The shame is that, the way that the Emerald Ash Borer is on the move, these great trees may be the next big victim of an invasive parasite, like the Elms, Chestnut, etc, have all vanished.  

it's apparently spreading rapidly, and apparently it creates a very high if not total mortality rate among the ash trees once it hits an area

Between that and the Asian Longhorned beetle that is apparently now in MA and can go after maple- thank heavens that its life cycle apparently causes it to spread slowly- although it can apparently be in a place and not be noticed until it has become established, at which point, it's quarrantine and then cut, chip, and promptly burn or landfill all the wood.  I got a sad earful about this from a fellow in MA who is dealing with it from a professional perspective of trying to contain an outbreak.


----------



## machinistbcb (Dec 17, 2008)

Woods for Burning.

Logs to burn! Logs to burn!
Logs to save the coal a turn!
Here’s a word to make you wise
When you hear the woodsman’s cries.

Beech wood fires burn bright and clear,
Hornbeam blazes too’
If the logs are kept a year
To season through and through.

Oak logs will warm you well
If they are old and dry.
Larch logs of the pine smell
But the sparks will fly.

Pine is good and so is Yew
For warmth through winter days,
But poplar and the willow too
Take long to dry or blaze.

Birch logs will burn to fast,
Alder scarce at all,
Chestnut logs are good to last
If cut in the fall

Holly logs will burn like wax –
You should burn them green.
Elm logs like a smouldering flax,
No flames to be seen.

Pear logs and Apple logs
They will scent a room,
Cheery logs across the dogs
Smell like flowers in bloom.

But Ash logs all smooth and grey,
Burn them green or old,
Buy up all that come your way
They’re worth their weight in Gold


----------



## tuolumne (Dec 17, 2008)

I'm burning mostly green ash right now...fell, buck, split, into fire same day.  I have an EKO 40.  It burns great (with little ash!) and generates quick heat.  However, they leave little coals as others have said.


----------



## ikessky (Dec 17, 2008)

I also make a lot of kindling out of the smaller white ash splits that I have.  It splits so easy, lights off great, and burns really hot.


----------



## Tree farmer (Dec 18, 2008)

Consensus - nothing beats a nice piece of ash!


----------



## chuck172 (Dec 18, 2008)

I seem to remember the end of a similar poem that went like this:
But ashwood wet, or ashwood dry,
A King would warm his slippers by.


----------



## penfrydd (Dec 18, 2008)

Ash has got to be one of my favorites to cut, certainly to split, and even to burn.  After burning wood since '72, I can assure you that you can burn it fairly well not all that long after it is cut.  It gives a very hot fire and very few coals, but the ease of handling and so few limbs to cut off just make it a dream to work with.  

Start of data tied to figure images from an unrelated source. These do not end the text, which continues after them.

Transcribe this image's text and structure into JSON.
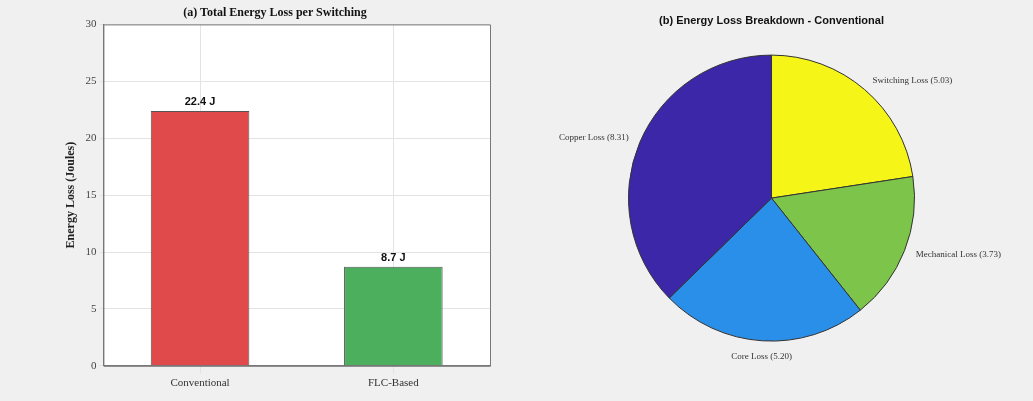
{
  "chart_data": [
    {
      "type": "bar",
      "title": "(a) Total Energy Loss per Switching",
      "ylabel": "Energy Loss (Joules)",
      "categories": [
        "Conventional",
        "FLC-Based"
      ],
      "values": [
        22.4,
        8.7
      ],
      "colors": [
        "#e04a4a",
        "#4caf5e"
      ],
      "value_labels": [
        "22.4 J",
        "8.7 J"
      ],
      "ylim": [
        0,
        30
      ],
      "yticks": [
        0,
        5,
        10,
        15,
        20,
        25,
        30
      ],
      "grid": true,
      "legend": false
    },
    {
      "type": "pie",
      "title": "(b) Energy Loss Breakdown - Conventional",
      "categories": [
        "Switching Loss (5.03)",
        "Mechanical Loss (3.73)",
        "Core Loss (5.20)",
        "Copper Loss (8.31)"
      ],
      "values": [
        5.03,
        3.73,
        5.2,
        8.31
      ],
      "colors": [
        "#f5f518",
        "#7cc44a",
        "#2a8fe8",
        "#3b27a8"
      ],
      "legend": false
    }
  ]
}
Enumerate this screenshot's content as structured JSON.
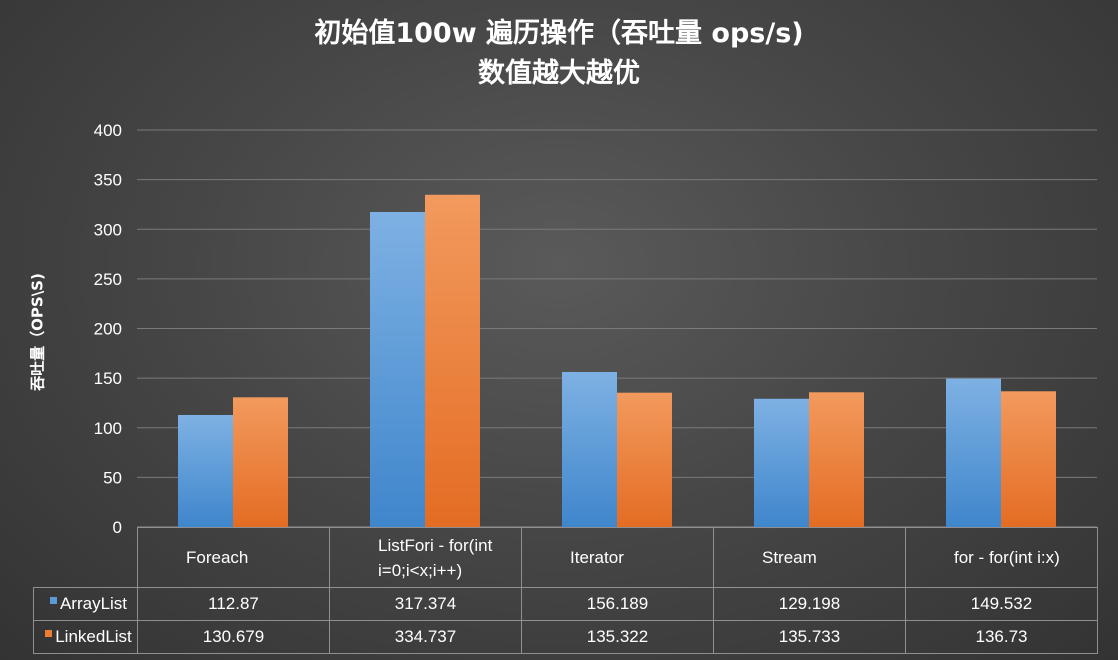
{
  "chart_data": {
    "type": "bar",
    "title": [
      "初始值100w 遍历操作（吞吐量 ops/s)",
      "数值越大越优"
    ],
    "ylabel": "吞吐量（OPS\\S)",
    "ylim": [
      0,
      400
    ],
    "yticks": [
      0,
      50,
      100,
      150,
      200,
      250,
      300,
      350,
      400
    ],
    "grid": true,
    "categories": [
      "Foreach",
      "ListFori - for(int i=0;i<x;i++)",
      "Iterator",
      "Stream",
      "for - for(int i:x)"
    ],
    "series": [
      {
        "name": "ArrayList",
        "color": "#5b9bd5",
        "values": [
          112.87,
          317.374,
          156.189,
          129.198,
          149.532
        ]
      },
      {
        "name": "LinkedList",
        "color": "#ed7d31",
        "values": [
          130.679,
          334.737,
          135.322,
          135.733,
          136.73
        ]
      }
    ],
    "data_table": {
      "headers": [
        "Foreach",
        "ListFori - for(int i=0;i<x;i++)",
        "Iterator",
        "Stream",
        "for - for(int i:x)"
      ],
      "rows": [
        {
          "label": "ArrayList",
          "cells": [
            "112.87",
            "317.374",
            "156.189",
            "129.198",
            "149.532"
          ]
        },
        {
          "label": "LinkedList",
          "cells": [
            "130.679",
            "334.737",
            "135.322",
            "135.733",
            "136.73"
          ]
        }
      ]
    }
  }
}
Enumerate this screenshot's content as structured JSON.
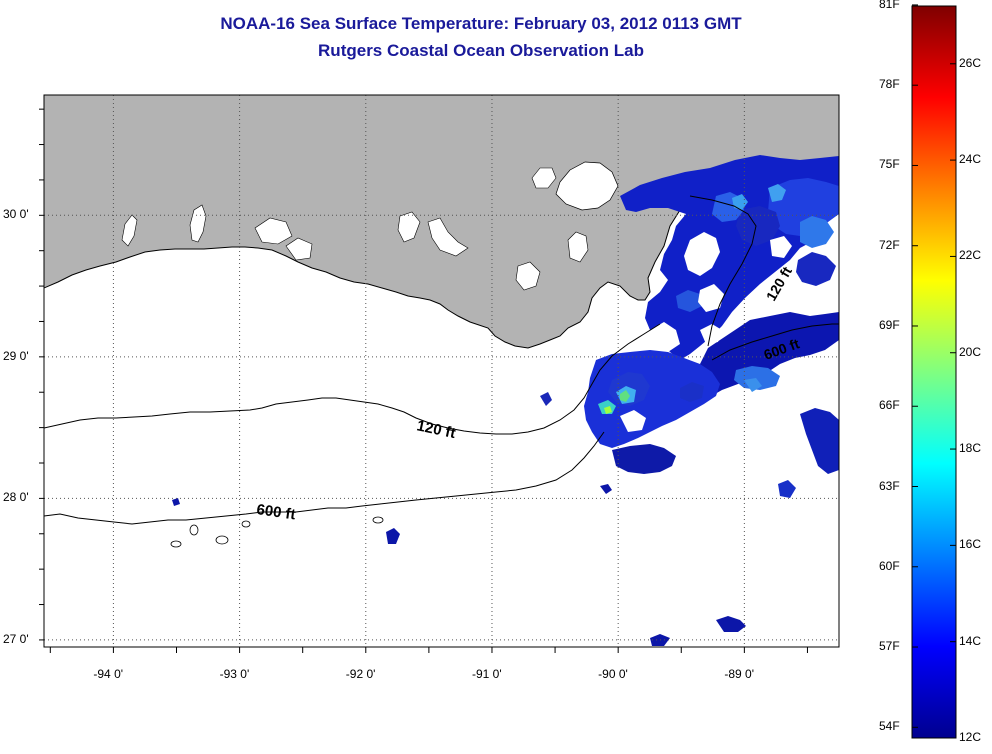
{
  "title": "NOAA-16 Sea Surface Temperature:  February 03, 2012 0113 GMT",
  "subtitle": "Rutgers Coastal Ocean Observation Lab",
  "map": {
    "lon_range": [
      -94.55,
      -88.25
    ],
    "lat_range": [
      26.95,
      30.85
    ],
    "lon_ticks": [
      {
        "value": -94,
        "label": "-94 0'"
      },
      {
        "value": -93,
        "label": "-93 0'"
      },
      {
        "value": -92,
        "label": "-92 0'"
      },
      {
        "value": -91,
        "label": "-91 0'"
      },
      {
        "value": -90,
        "label": "-90 0'"
      },
      {
        "value": -89,
        "label": "-89 0'"
      }
    ],
    "lat_ticks": [
      {
        "value": 30,
        "label": "30 0'"
      },
      {
        "value": 29,
        "label": "29 0'"
      },
      {
        "value": 28,
        "label": "28 0'"
      },
      {
        "value": 27,
        "label": "27 0'"
      }
    ],
    "land_color": "#b3b3b3",
    "grid": "dotted",
    "isobaths": [
      {
        "label": "120 ft"
      },
      {
        "label": "600 ft"
      }
    ]
  },
  "colorbar": {
    "orientation": "vertical",
    "placement": "right",
    "min_c": 12,
    "max_c": 27.2,
    "f_labels": [
      "81F",
      "78F",
      "75F",
      "72F",
      "69F",
      "66F",
      "63F",
      "60F",
      "57F",
      "54F"
    ],
    "c_labels": [
      "26C",
      "24C",
      "22C",
      "20C",
      "18C",
      "16C",
      "14C",
      "12C"
    ],
    "colors": [
      "#7f0000",
      "#ff0000",
      "#ff8000",
      "#ffff00",
      "#80ff80",
      "#00ffff",
      "#0080ff",
      "#0000ff",
      "#00008f"
    ]
  }
}
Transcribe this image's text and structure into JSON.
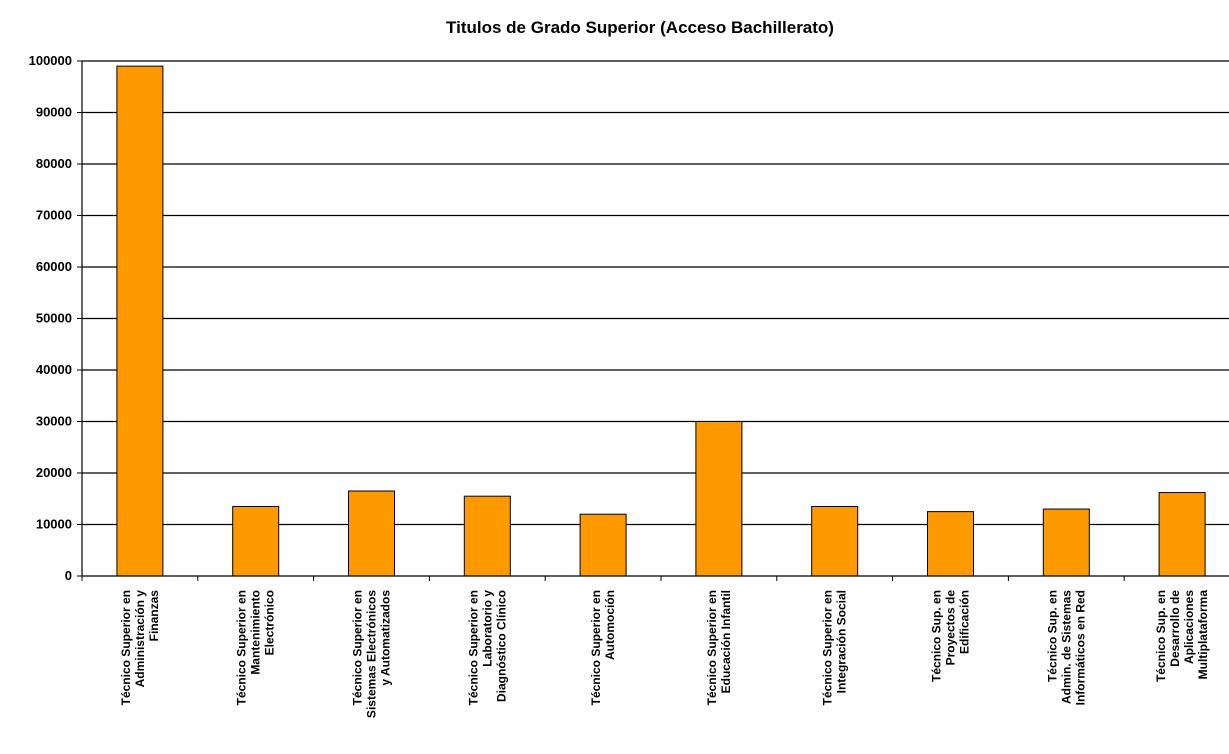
{
  "chart_data": {
    "type": "bar",
    "title": "Titulos de Grado Superior (Acceso Bachillerato)",
    "xlabel": "",
    "ylabel": "",
    "ylim": [
      0,
      100000
    ],
    "y_ticks": [
      0,
      10000,
      20000,
      30000,
      40000,
      50000,
      60000,
      70000,
      80000,
      90000,
      100000
    ],
    "grid": true,
    "legend": "none",
    "bar_color": "#FF9900",
    "categories": [
      [
        "Técnico Superior en",
        "Administración y",
        "Finanzas"
      ],
      [
        "Técnico Superior en",
        "Mantenimiento",
        "Electrónico"
      ],
      [
        "Técnico Superior en",
        "Sistemas Electrónicos",
        "y Automatizados"
      ],
      [
        "Técnico Superior en",
        "Laboratorio y",
        "Diagnóstico Clínico"
      ],
      [
        "Técnico Superior en",
        "Automoción"
      ],
      [
        "Técnico Superior en",
        "Educación Infantil"
      ],
      [
        "Técnico Superior en",
        "Integración Social"
      ],
      [
        "Técnico Sup. en",
        "Proyectos de",
        "Edificación"
      ],
      [
        "Técnico Sup. en",
        "Admin. de Sistemas",
        "Informáticos en Red"
      ],
      [
        "Técnico Sup. en",
        "Desarrollo de",
        "Aplicaciones",
        "Multiplataforma"
      ]
    ],
    "values": [
      99000,
      13500,
      16500,
      15500,
      12000,
      30000,
      13500,
      12500,
      13000,
      16200
    ]
  }
}
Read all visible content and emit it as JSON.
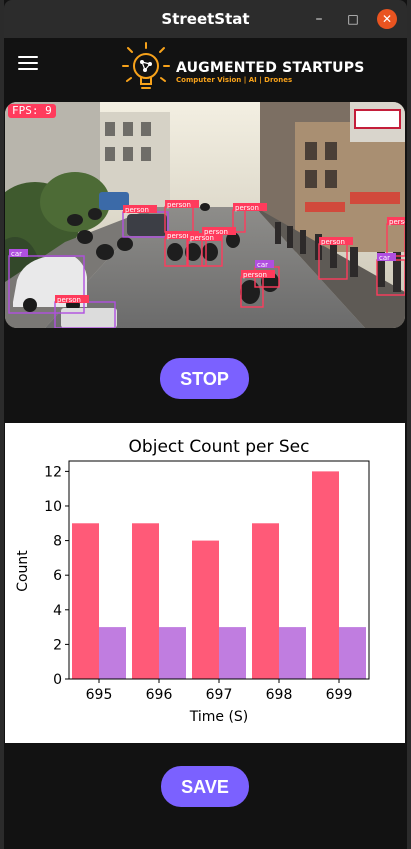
{
  "window": {
    "title": "StreetStat"
  },
  "titlebar": {
    "minimize_icon": "minimize-icon",
    "maximize_icon": "maximize-icon",
    "close_icon": "close-icon"
  },
  "appbar": {
    "menu_icon": "hamburger-menu-icon",
    "brand": "AUGMENTED STARTUPS",
    "tagline": "Computer Vision | AI | Drones"
  },
  "video": {
    "fps_label": "FPS: 9",
    "detections": [
      "car",
      "person",
      "person",
      "person",
      "person",
      "person",
      "person",
      "person",
      "person",
      "car",
      "person",
      "car",
      "person",
      "person"
    ]
  },
  "controls": {
    "stop_label": "STOP",
    "save_label": "SAVE"
  },
  "colors": {
    "accent": "#7b61ff",
    "series1": "#ff5a78",
    "series2": "#c07de0",
    "fps_bg": "#ff3b5c"
  },
  "chart_data": {
    "type": "bar",
    "title": "Object Count per Sec",
    "xlabel": "Time (S)",
    "ylabel": "Count",
    "categories": [
      "695",
      "696",
      "697",
      "698",
      "699"
    ],
    "series": [
      {
        "values": [
          9,
          9,
          8,
          9,
          12
        ],
        "color": "#ff5a78"
      },
      {
        "values": [
          3,
          3,
          3,
          3,
          3
        ],
        "color": "#c07de0"
      }
    ],
    "ylim": [
      0,
      12.6
    ],
    "yticks": [
      0,
      2,
      4,
      6,
      8,
      10,
      12
    ],
    "grid": false
  }
}
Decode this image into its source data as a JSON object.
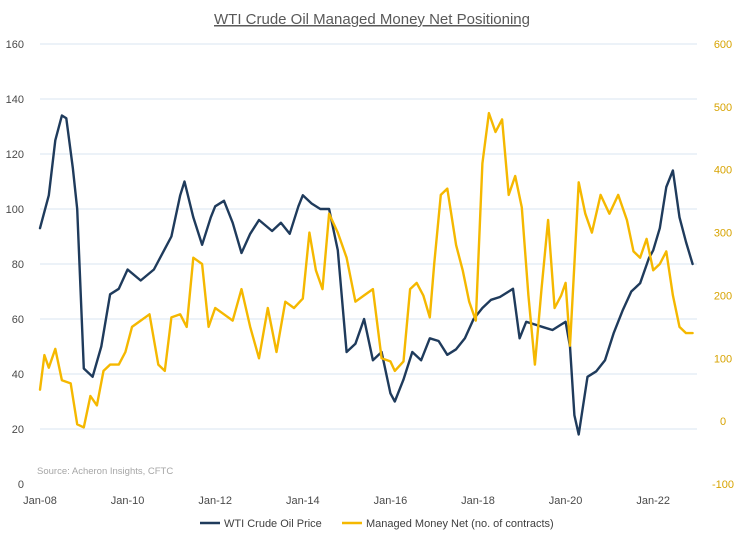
{
  "chart_data": {
    "type": "line",
    "title": "WTI Crude Oil Managed Money Net Positioning",
    "source": "Source: Acheron Insights, CFTC",
    "x_ticks": [
      "Jan-08",
      "Jan-10",
      "Jan-12",
      "Jan-14",
      "Jan-16",
      "Jan-18",
      "Jan-20",
      "Jan-22"
    ],
    "x_range": [
      "2008-01",
      "2022-12"
    ],
    "y_left": {
      "ticks": [
        "0",
        "20",
        "40",
        "60",
        "80",
        "100",
        "120",
        "140",
        "160"
      ],
      "range": [
        0,
        160
      ]
    },
    "y_right": {
      "ticks": [
        "-100",
        "0",
        "100",
        "200",
        "300",
        "400",
        "500",
        "600"
      ],
      "range": [
        -100,
        600
      ]
    },
    "grid": true,
    "legend_position": "bottom",
    "colors": {
      "oil": "#1f3b5c",
      "net": "#f5b800",
      "grid": "#d9e6f2"
    },
    "series": [
      {
        "name": "WTI Crude Oil Price",
        "axis": "left",
        "x": [
          2008.0,
          2008.2,
          2008.35,
          2008.5,
          2008.6,
          2008.75,
          2008.85,
          2009.0,
          2009.2,
          2009.4,
          2009.6,
          2009.8,
          2010.0,
          2010.3,
          2010.6,
          2010.9,
          2011.0,
          2011.2,
          2011.3,
          2011.5,
          2011.7,
          2011.9,
          2012.0,
          2012.2,
          2012.4,
          2012.6,
          2012.8,
          2013.0,
          2013.3,
          2013.5,
          2013.7,
          2013.9,
          2014.0,
          2014.2,
          2014.4,
          2014.6,
          2014.8,
          2015.0,
          2015.2,
          2015.4,
          2015.6,
          2015.8,
          2016.0,
          2016.1,
          2016.3,
          2016.5,
          2016.7,
          2016.9,
          2017.1,
          2017.3,
          2017.5,
          2017.7,
          2017.9,
          2018.1,
          2018.3,
          2018.5,
          2018.7,
          2018.8,
          2018.95,
          2019.1,
          2019.3,
          2019.5,
          2019.7,
          2019.9,
          2020.0,
          2020.1,
          2020.2,
          2020.3,
          2020.5,
          2020.7,
          2020.9,
          2021.1,
          2021.3,
          2021.5,
          2021.7,
          2021.9,
          2022.0,
          2022.15,
          2022.3,
          2022.45,
          2022.6,
          2022.75,
          2022.9
        ],
        "values": [
          93,
          105,
          125,
          134,
          133,
          115,
          100,
          42,
          39,
          50,
          69,
          71,
          78,
          74,
          78,
          87,
          90,
          105,
          110,
          97,
          87,
          97,
          101,
          103,
          95,
          84,
          91,
          96,
          92,
          95,
          91,
          101,
          105,
          102,
          100,
          100,
          85,
          48,
          51,
          60,
          45,
          48,
          33,
          30,
          38,
          48,
          45,
          53,
          52,
          47,
          49,
          53,
          60,
          64,
          67,
          68,
          70,
          71,
          53,
          59,
          58,
          57,
          56,
          58,
          59,
          50,
          25,
          18,
          39,
          41,
          45,
          55,
          63,
          70,
          73,
          82,
          85,
          93,
          108,
          114,
          97,
          88,
          80
        ]
      },
      {
        "name": "Managed Money Net (no. of contracts)",
        "axis": "right",
        "x": [
          2008.0,
          2008.1,
          2008.2,
          2008.35,
          2008.5,
          2008.7,
          2008.85,
          2009.0,
          2009.15,
          2009.3,
          2009.45,
          2009.6,
          2009.8,
          2009.95,
          2010.1,
          2010.3,
          2010.5,
          2010.7,
          2010.85,
          2011.0,
          2011.2,
          2011.35,
          2011.5,
          2011.7,
          2011.85,
          2012.0,
          2012.2,
          2012.4,
          2012.6,
          2012.8,
          2013.0,
          2013.2,
          2013.4,
          2013.6,
          2013.8,
          2014.0,
          2014.15,
          2014.3,
          2014.45,
          2014.6,
          2014.8,
          2015.0,
          2015.2,
          2015.4,
          2015.6,
          2015.8,
          2016.0,
          2016.1,
          2016.3,
          2016.45,
          2016.6,
          2016.75,
          2016.9,
          2017.0,
          2017.15,
          2017.3,
          2017.5,
          2017.65,
          2017.8,
          2017.95,
          2018.1,
          2018.25,
          2018.4,
          2018.55,
          2018.7,
          2018.85,
          2019.0,
          2019.15,
          2019.3,
          2019.45,
          2019.6,
          2019.75,
          2019.9,
          2020.0,
          2020.1,
          2020.2,
          2020.3,
          2020.45,
          2020.6,
          2020.8,
          2021.0,
          2021.2,
          2021.4,
          2021.55,
          2021.7,
          2021.85,
          2022.0,
          2022.15,
          2022.3,
          2022.45,
          2022.6,
          2022.75,
          2022.9
        ],
        "values": [
          50,
          105,
          85,
          115,
          65,
          60,
          -5,
          -10,
          40,
          25,
          80,
          90,
          90,
          110,
          150,
          160,
          170,
          90,
          80,
          165,
          170,
          150,
          260,
          250,
          150,
          180,
          170,
          160,
          210,
          150,
          100,
          180,
          110,
          190,
          180,
          195,
          300,
          240,
          210,
          330,
          300,
          260,
          190,
          200,
          210,
          100,
          95,
          80,
          95,
          210,
          220,
          200,
          165,
          250,
          360,
          370,
          280,
          240,
          190,
          160,
          410,
          490,
          460,
          480,
          360,
          390,
          340,
          200,
          90,
          210,
          320,
          180,
          200,
          220,
          120,
          250,
          380,
          330,
          300,
          360,
          330,
          360,
          320,
          270,
          260,
          290,
          240,
          250,
          270,
          200,
          150,
          140,
          140
        ]
      }
    ]
  }
}
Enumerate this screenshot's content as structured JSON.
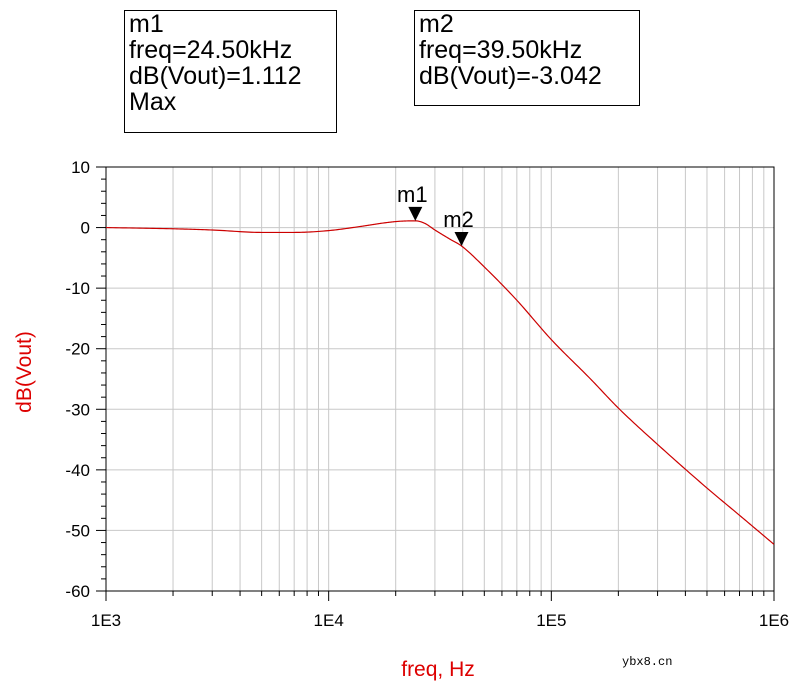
{
  "markers": [
    {
      "name": "m1",
      "lines": [
        "m1",
        "freq=24.50kHz",
        "dB(Vout)=1.112",
        "Max"
      ],
      "freq": 24500,
      "value": 1.112
    },
    {
      "name": "m2",
      "lines": [
        "m2",
        "freq=39.50kHz",
        "dB(Vout)=-3.042"
      ],
      "freq": 39500,
      "value": -3.042
    }
  ],
  "watermark": "ybx8.cn",
  "colors": {
    "trace": "#cc0000",
    "axis_label": "#dd0000",
    "grid": "#c8c8c8",
    "frame": "#000000"
  },
  "chart_data": {
    "type": "line",
    "xscale": "log",
    "xlim": [
      1000,
      1000000
    ],
    "ylim": [
      -60,
      10
    ],
    "xlabel": "freq, Hz",
    "ylabel": "dB(Vout)",
    "xticks": [
      1000,
      10000,
      100000,
      1000000
    ],
    "xtick_labels": [
      "1E3",
      "1E4",
      "1E5",
      "1E6"
    ],
    "yticks": [
      10,
      0,
      -10,
      -20,
      -30,
      -40,
      -50,
      -60
    ],
    "ytick_labels": [
      "10",
      "0",
      "-10",
      "-20",
      "-30",
      "-40",
      "-50",
      "-60"
    ],
    "grid": true,
    "series": [
      {
        "x": [
          1000,
          2000,
          3000,
          5000,
          7000,
          10000,
          14000,
          18000,
          21000,
          24500,
          27000,
          30000,
          35000,
          39500,
          50000,
          70000,
          100000,
          150000,
          200000,
          300000,
          500000,
          700000,
          1000000
        ],
        "y": [
          0,
          -0.2,
          -0.4,
          -0.8,
          -0.8,
          -0.5,
          0.2,
          0.8,
          1.05,
          1.112,
          0.7,
          -0.4,
          -1.9,
          -3.042,
          -6.5,
          -12.0,
          -18.5,
          -25.0,
          -29.8,
          -35.8,
          -43.0,
          -47.5,
          -52.3
        ]
      }
    ]
  }
}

It also grows fast.  It's like a firewood factory.


----------



## WoodNotOil (Dec 18, 2008)

penfrydd said:
			
		

> Ash has got to be one of my favorites to cut, certainly to split, and even to burn.  After burning wood since '72, I can assure you that you can burn it fairly well not all that long after it is cut.  It gives a very hot fire and very few coals, but the ease of handling and so few limbs to cut off just make it a dream to work with.
> 
> It also grows fast.  It's like a firewood factory.



My sentiment exactly!  I am so glad I have access to so much of it.  If it does end up going the same way as the elm, it will be very sad!


----------



## lawandorder (Dec 21, 2008)

Went and looked at the ash for sale The seller was shocked to see a moisture meter come out.  I explained how much "seasoned" wood I have purchsed  but cant use because its 30 % still.  He had jsut finished splitting the logs up and I figured they'd read at 25-30 but every piece I checked was 22-24% and he is storing it inside a large barn. He had 15 face cords left and wants $75 a face.A bit pricy but it solves my wood problem at least for the next few months if I just buy 4 or 5. He also is going to keep it stored inside so i can take as I need it so looks like more wood for me.  Thanks for all the replies.  Sitting here watching a big snow storm roll through. Looks like another 10-15 inches today to add to the 12-16 we already have.


----------